I have been doing this for many years and bring a different look to Maine. That look is in pairing food and wine as a teacher and professional in the wine business. There are food columns galore, a wine column, and nothing that does both. Let’s start at the beginning.
As a student at San Francisco State University in the 70’s I got bitten by the wine bug, met the greats in the biz and tasted the legendary wines of the era. Being an adventurous person, I moved to Oregon in the late 70’s, worked for a winery (there were six), met the gurus, tasted more wines and taught food and wine pairing classes at the Portland Culinary Institute. Through it all, I have collected books (lots of books) on the subject. In the 80’s I imported wines from Europe (this is what you do when the dollar is roaring). The people I met and the wine regions visited will be sprinkled throughout.

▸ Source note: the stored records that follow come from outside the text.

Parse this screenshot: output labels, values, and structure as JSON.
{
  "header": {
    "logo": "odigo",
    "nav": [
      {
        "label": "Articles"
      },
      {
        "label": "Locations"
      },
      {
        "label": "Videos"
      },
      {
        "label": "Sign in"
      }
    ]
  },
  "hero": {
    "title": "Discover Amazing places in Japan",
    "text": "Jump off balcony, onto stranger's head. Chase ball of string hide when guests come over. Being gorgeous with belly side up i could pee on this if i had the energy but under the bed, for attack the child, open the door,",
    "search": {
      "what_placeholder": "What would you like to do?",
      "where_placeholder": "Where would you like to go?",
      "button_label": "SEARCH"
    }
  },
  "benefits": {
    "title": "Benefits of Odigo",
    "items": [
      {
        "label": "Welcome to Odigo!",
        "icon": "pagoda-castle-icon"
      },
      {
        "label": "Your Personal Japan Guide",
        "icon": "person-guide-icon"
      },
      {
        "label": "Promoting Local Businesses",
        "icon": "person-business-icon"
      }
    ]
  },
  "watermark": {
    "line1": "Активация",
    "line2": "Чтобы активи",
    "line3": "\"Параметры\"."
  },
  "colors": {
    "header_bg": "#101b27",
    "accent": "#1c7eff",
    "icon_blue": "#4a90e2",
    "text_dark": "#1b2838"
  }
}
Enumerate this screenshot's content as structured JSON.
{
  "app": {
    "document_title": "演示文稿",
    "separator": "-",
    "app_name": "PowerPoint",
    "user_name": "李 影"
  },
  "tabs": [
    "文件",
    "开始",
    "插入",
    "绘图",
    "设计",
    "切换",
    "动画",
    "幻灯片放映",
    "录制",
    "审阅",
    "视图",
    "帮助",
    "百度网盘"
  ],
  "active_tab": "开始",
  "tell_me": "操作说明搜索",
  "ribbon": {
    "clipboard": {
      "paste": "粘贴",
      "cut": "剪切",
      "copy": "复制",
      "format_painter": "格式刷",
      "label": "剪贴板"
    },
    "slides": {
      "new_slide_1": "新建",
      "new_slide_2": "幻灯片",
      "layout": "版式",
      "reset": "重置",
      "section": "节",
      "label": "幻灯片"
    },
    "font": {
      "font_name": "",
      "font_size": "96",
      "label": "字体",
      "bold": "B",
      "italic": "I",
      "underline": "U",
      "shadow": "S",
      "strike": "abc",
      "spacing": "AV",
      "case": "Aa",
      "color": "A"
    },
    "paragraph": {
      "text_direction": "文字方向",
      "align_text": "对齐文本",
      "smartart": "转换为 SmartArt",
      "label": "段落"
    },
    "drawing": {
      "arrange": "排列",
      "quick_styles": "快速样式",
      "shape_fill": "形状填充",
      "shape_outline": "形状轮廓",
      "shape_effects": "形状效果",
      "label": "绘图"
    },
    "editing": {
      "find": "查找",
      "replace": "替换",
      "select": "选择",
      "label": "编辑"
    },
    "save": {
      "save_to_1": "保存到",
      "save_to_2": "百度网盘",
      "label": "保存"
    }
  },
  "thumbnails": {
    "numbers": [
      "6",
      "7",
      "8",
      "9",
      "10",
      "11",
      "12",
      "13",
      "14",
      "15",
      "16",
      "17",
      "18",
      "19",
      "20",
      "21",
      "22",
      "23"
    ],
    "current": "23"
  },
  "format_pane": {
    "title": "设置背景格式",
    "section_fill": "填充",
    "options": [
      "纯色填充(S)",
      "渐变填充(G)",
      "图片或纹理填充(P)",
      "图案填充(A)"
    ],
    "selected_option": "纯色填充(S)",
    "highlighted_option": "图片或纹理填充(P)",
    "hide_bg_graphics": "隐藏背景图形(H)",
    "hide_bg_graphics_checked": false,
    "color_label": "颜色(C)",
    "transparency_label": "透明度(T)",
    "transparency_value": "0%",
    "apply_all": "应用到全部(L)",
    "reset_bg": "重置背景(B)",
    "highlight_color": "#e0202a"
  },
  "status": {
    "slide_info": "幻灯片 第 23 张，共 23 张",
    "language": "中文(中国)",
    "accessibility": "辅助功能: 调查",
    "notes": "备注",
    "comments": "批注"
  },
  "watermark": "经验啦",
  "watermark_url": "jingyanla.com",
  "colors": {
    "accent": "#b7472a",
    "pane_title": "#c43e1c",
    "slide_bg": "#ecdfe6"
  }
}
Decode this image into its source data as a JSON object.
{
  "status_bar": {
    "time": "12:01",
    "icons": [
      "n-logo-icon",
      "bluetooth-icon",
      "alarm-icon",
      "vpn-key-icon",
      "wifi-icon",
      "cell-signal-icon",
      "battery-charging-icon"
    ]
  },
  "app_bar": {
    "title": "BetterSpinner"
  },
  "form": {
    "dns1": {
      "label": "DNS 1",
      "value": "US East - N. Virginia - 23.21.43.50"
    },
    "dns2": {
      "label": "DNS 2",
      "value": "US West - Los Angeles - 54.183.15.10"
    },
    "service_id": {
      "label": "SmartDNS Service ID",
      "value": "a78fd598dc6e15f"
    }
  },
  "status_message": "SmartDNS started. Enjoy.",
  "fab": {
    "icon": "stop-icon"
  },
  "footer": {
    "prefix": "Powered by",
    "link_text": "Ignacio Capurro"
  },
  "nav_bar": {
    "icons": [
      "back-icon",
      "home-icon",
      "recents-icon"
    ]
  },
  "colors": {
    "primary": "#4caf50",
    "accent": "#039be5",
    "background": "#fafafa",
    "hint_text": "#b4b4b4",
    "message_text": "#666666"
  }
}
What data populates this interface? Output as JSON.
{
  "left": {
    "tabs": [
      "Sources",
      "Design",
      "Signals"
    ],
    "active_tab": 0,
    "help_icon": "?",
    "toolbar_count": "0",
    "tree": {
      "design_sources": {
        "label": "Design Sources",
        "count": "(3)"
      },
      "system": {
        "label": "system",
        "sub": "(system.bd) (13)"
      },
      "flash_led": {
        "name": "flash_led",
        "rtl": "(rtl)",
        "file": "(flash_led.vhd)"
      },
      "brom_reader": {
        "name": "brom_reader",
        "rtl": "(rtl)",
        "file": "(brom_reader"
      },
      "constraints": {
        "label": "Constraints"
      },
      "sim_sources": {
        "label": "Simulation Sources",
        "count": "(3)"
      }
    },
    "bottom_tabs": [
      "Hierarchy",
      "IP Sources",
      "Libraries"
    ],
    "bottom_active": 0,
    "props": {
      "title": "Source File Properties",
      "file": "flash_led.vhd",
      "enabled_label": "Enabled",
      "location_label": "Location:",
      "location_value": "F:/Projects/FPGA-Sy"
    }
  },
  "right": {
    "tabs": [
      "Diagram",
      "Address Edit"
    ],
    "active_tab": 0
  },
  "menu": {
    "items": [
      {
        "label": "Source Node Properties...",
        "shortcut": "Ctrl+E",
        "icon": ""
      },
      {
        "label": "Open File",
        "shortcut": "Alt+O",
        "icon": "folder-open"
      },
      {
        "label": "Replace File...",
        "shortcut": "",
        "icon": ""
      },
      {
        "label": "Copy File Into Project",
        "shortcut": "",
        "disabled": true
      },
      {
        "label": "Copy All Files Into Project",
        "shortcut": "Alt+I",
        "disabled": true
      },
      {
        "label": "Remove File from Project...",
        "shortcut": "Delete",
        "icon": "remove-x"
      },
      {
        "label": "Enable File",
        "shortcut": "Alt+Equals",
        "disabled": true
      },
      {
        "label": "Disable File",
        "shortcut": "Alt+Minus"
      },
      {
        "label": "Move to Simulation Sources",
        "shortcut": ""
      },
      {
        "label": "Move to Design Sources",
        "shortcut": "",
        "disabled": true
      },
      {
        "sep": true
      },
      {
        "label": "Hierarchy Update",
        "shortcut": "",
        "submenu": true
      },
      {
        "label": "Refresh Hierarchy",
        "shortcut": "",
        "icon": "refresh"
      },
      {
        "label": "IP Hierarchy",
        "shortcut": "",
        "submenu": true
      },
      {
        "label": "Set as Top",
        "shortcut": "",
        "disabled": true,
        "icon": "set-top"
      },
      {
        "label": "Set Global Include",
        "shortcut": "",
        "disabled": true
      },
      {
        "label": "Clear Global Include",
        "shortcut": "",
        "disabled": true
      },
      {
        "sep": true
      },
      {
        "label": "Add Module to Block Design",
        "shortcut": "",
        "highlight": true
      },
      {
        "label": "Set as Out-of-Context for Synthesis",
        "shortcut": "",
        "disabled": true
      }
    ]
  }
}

In the 90’s I taught wine classes at the University of Virginia, ran a winery and wrote weekly columns for the Richmond Times Dispatch. Whew! Lots of stuff. Enough of that… more bio in the future. I married a Mainer (my wonderful wife), and have lived in Portland for eight years.
Food and Wine Pairings: the Lobster. The lobster falls in the “Quality food and wine category”. To meet the flavor of the lobster headlong you need to bag the pinot grigio, get rid if the prosecco for the evening and head directly on to as much wine flavor as you care to spend. Here’s your tasting:
- Beringer California Chardonnay, $6.00. You will get good medium chardonnay flavor that will be interesting with the lobster.
- Beringer Napa Valley Chardonnay $15.00. Lots more oak and flavor, the wine and lobster simply capture each others flavors.
- Beringer Napa Reserve Chardonnay $35.00 is practically chardonnay and French oak essence.
You can choose the price and amount of flavor you desire, or invite a few friends over for a tasting, and make up your own mind. There are some wine and food combos that will let you off easy-lobster is never one of them.